01 November 2011

Excruciating Apathy

I like the cold. There is something peculiar about it that seems to wake me up, gasping for air. Just walking outside on a day like today makes things seem ... vibrant; colorful; alive. The cold breaks my illusions of apathy.

Did I say apathy? It's excruciating. Everyone gets grey days once in a while: days when everyday tasks lose all sense of meaning and when the only thing worthwhile is sleeping in a warm, dark room. Or watching reruns of Dr. Who. But this apathy isn't a mere grey day. It's misty - the way the Cascades get in late autumn when the leaves are drifting off the trees like flakes of rust. When trees and cars and ladies walking their dogs loom out of a slight haze along a deserted road. Those days it's possible to believe that unicorns exist, that chivalry never died, and that distressing damsels may hike along the path enjoying the peaceful death of summer and suddenly find themselves swept up in an adventure.

I feel like one of those damsels right now, and have for a while. The things that, by all accounts, I should be concerning myself with simply hold no sway over me. College applications? Yeah, I should start thinking about those. Take the SAT again? That too. Scholarship essays or competitions? They'd be good to prepare for. Oh, and a job. I should get a regular job.

I simply can't stop stargazing to worry about the insects.

If life is an adventure, then the teenage years must be like climbing a mountain to get to the valley of middle age. I have nothing against the valley. It must be pleasant, or else so many people wouldn't be heading down into it. I can even see some stray adventures lurking behind copses and below bridges.

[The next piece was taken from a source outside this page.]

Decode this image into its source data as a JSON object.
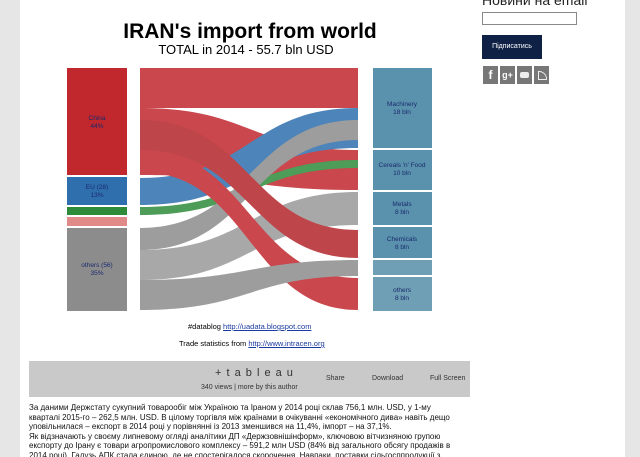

But I'm enjoying the difficulty of my climb. I just want to keep climbing, until I reach the top, and then the stars, and then universe. Some people, when they've gotten this far, bound up the final rise to enjoy the view from the top of the mountain. Not me. I enjoy the trees and the rock piles more.

I feel like something's wrong with me. There are certain people in my life who are trying to pull me ever on to the path, but the open mountainside is calling me: I want to climb. Get out of my way, I'm going up.

There's nothing wrong with going to college, getting a "real" job, getting married, joining the PTA. Except, I don't have the practical dreams that will adequately prepare me for a future filled with jobs, marriage, the obligatory minivan.

It's fine if you have those dreams. There's a reason we have that tradition. But I want to live in the cold. I want to live in the frigid, breath-stealing, vital, exuberant cold of life. 

And so, these certain people, many of whom I respect immensely, do me a great disservice. The path is comfort, the path is warmth, the path is complacency and decay and the surrendering of the undisclosed desires in my heart.

I have this excruciating apathy about the things that should matter to me. Increasingly, I've come to the realisation that I will never be content in the warmth of the expected. Yesterday on the bus, a man noticed my violin case. He asked if I ever played on the street for money.

"Why play for money when you could play for joy?"

I want the tingling, burning, pleasant touch of frost upon my face. I want to join my dreams in the stars, not content to summit the next rise, but to summit my own Everest. I want to live in the cold for the rest of my life.